October 25, 1927– Barbara Cook. The Husband isn’t quite the musical theatre aficionado that I am, but he does have a theatre background & he is a gay man of a certain age & he has excellent taste. In NYC, on a beautiful 1998 October evening, it wasn’t too difficult to pull him into my agenda of seeing Hedwig & The Angry Inch downtown & then hightailing to the Upper Eastside to catch a late night show with one of my most favorite performers, Barbara Cook, doing her cabaret act at The Carlyle. It was our 19th anniversary & we had seen Cook at the same venue on our 16th. I was hoping for a new tradition. To see one of my favorite performers in that tiny venue, just inches away & to listen to that gorgeous, august soprano doing the best music of the past century, & sharing it all with the man that I love.
To fans of musical theater, cabaret, or just superb singing, Tony & Grammy winner Cook has given 2 lifetimes’ worth of happiness. In the 1950s & 1960s, Cook originated the leading roles in many of the best musicals including Candide (1956), She Loves Me (1963) & The Music Man (1957). Among many other achievements, she is possibly the greatest interpreter of the music of Stephen Sondheim.
Much loved by gay people, Cook even starred in a Broadway musical titled The Gay Life (1961). She is also the mother of an out & proud gay son, 56 year old LA based actor/ teacher/ vocal coach Adam LeGrant. She speaks movingly of their experience together with the same warm openness that she brings to her songs. Cook:
“When he told me he was gay, I laughed. I laughed! Because it was the farthest thing from my mind. He said: `Mom, I’m not kidding.’ It was like a thunderbolt, & I was very upset. The family & the grandchildren & all that stuff bothered me. But more than that, here was this person whom I thought I knew so well, & here was this enormous part of his life that I knew nothing about. I felt as if I didn’t know my own son. I was very upset, not so much at the time, because I was in shock, & I also didn’t want to make Adam feel bad. Then I went into a kind of depression & really, really cried for 5 days & mourned the son I thought I’d had. On about the fifth day of that, I said to myself: What the hell is going on?”
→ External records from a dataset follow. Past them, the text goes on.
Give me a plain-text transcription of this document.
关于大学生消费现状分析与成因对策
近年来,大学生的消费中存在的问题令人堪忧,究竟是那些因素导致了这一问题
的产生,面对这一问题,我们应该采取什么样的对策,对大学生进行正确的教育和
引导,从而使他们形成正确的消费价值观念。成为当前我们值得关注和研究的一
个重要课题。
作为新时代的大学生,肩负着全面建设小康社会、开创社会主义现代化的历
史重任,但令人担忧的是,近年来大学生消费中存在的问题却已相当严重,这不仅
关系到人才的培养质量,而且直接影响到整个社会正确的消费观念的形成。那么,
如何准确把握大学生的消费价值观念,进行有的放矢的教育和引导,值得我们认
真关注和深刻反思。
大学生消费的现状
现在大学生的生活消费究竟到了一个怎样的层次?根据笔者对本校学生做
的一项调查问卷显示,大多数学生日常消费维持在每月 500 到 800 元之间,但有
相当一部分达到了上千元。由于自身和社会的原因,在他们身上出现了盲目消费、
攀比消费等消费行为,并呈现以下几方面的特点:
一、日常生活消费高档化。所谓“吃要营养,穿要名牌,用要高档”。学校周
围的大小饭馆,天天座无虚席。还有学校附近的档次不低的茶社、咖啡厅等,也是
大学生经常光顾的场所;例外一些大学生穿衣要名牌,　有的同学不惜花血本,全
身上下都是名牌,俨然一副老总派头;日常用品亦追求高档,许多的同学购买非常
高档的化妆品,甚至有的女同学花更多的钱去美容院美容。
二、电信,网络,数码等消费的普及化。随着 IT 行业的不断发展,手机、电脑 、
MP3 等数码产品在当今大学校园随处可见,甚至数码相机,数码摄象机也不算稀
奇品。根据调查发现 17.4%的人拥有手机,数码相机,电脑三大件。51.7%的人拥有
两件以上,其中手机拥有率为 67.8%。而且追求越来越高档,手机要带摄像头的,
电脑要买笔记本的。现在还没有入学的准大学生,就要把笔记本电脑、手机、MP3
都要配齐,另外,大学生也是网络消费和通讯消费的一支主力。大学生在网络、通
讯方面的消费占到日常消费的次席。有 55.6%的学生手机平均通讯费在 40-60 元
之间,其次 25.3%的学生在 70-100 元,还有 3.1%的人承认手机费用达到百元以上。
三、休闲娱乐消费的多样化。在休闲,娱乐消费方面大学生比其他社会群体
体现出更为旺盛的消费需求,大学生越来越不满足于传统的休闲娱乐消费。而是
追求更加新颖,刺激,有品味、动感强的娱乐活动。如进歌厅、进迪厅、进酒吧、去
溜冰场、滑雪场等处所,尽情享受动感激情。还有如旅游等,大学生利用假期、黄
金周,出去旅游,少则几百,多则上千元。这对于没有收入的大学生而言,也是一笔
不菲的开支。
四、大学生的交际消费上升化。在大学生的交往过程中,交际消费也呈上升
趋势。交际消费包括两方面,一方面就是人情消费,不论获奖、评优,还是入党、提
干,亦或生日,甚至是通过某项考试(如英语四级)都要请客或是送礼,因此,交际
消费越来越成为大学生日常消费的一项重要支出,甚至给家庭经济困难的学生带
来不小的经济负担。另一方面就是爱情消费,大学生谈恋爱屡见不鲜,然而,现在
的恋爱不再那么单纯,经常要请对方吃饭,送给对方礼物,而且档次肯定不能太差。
“I’ve always felt that I was not a part of the mainstream of life. I don’t know what the hell I mean by that, but it’s the only way I know how to put it. When I had a son it seemed to connect me more to the mainstream. When Adam told me that he was gay, I felt, I’m no longer a part of the mainstream. Then my next thought was: my son is not here to make me feel comfortable. He’s here to be the fullest person he can be & what I have to do is help him fulfill himself as much as I can. When that came to me, the whole thing lifted. I love him so much. I loved him then, & I love him now. & I like him…that’s the thing.”
Cook has been involved with PFLAG (Parents, Families & Friends Of Lesbians & Gays) for a long time:
“What I will never, never be able to understand is how a family or a mother or father could ever be able to turn their backs on a child because of homosexuality, & do that to themselves, much less to their children. I can’t understand how anyone could come to that.”
Cook is candid about her struggles with depression, weight, alcohol, & the disappointments of show biz.
As a youngster, I was the ultimate little musical theatre fanatic. I had every Original Cast album of every musical, with a specialty in obscure shows & the flops. Among that collection were shows that had featured Barbara Cook: Flahooley (1951), Plain & Fancy (1955), The Grass Harp (1971); plus hit revivals of classics Show Boat, Carousel, & The King And I. My personal favorite of her many hits is the perfect bon-bon of a musical She Loves Me (1963).
In the 1970s, I was firmly a fan before Cook resurrected her career with a successful turn doing cabaret & concerts. In the summer of 1975, her Barbara Cook At Carnegie Hall concert album was my most played record.
I was so excited about the first time I saw Cook live. I was a 21 year old college student in LA in 1975. In line to see her cabaret act, I sent Cook a note backstage at Studio One, a gay disco in West Hollywood. My missive explained that was I a huge fan, that her concert album was the soundtrack to my life at that moment & that my date for the evening was not a fan of standards or show tunes, but a rock n’ roller that had been won over by the repeated listening of her album while in my company, explaining that she had won over a Led Zeppelin fan with her resplendent interpretations of pop & Broadway & standards.
I was more than a little shocked when a clip-board holding staff member of Studio One, asked those in line: “Stephen? Stephen? Would you come with me? Ms. Cook would like to speak to you”. I was ushered into the tiniest of dressing rooms, where I was treated to a meet & greet with one the most perfect virtuoso performers of the popular song. Cook told me had a real laugh reading my note, What must she have made of me, this young, gushing, saucer eyed fan sporting a big red afro?
Cook received a Kennedy Center Honor in 2011. She continues to give concerts. Her singing has not declined, but it has changed, mellowed & even has more weight & emotional depth.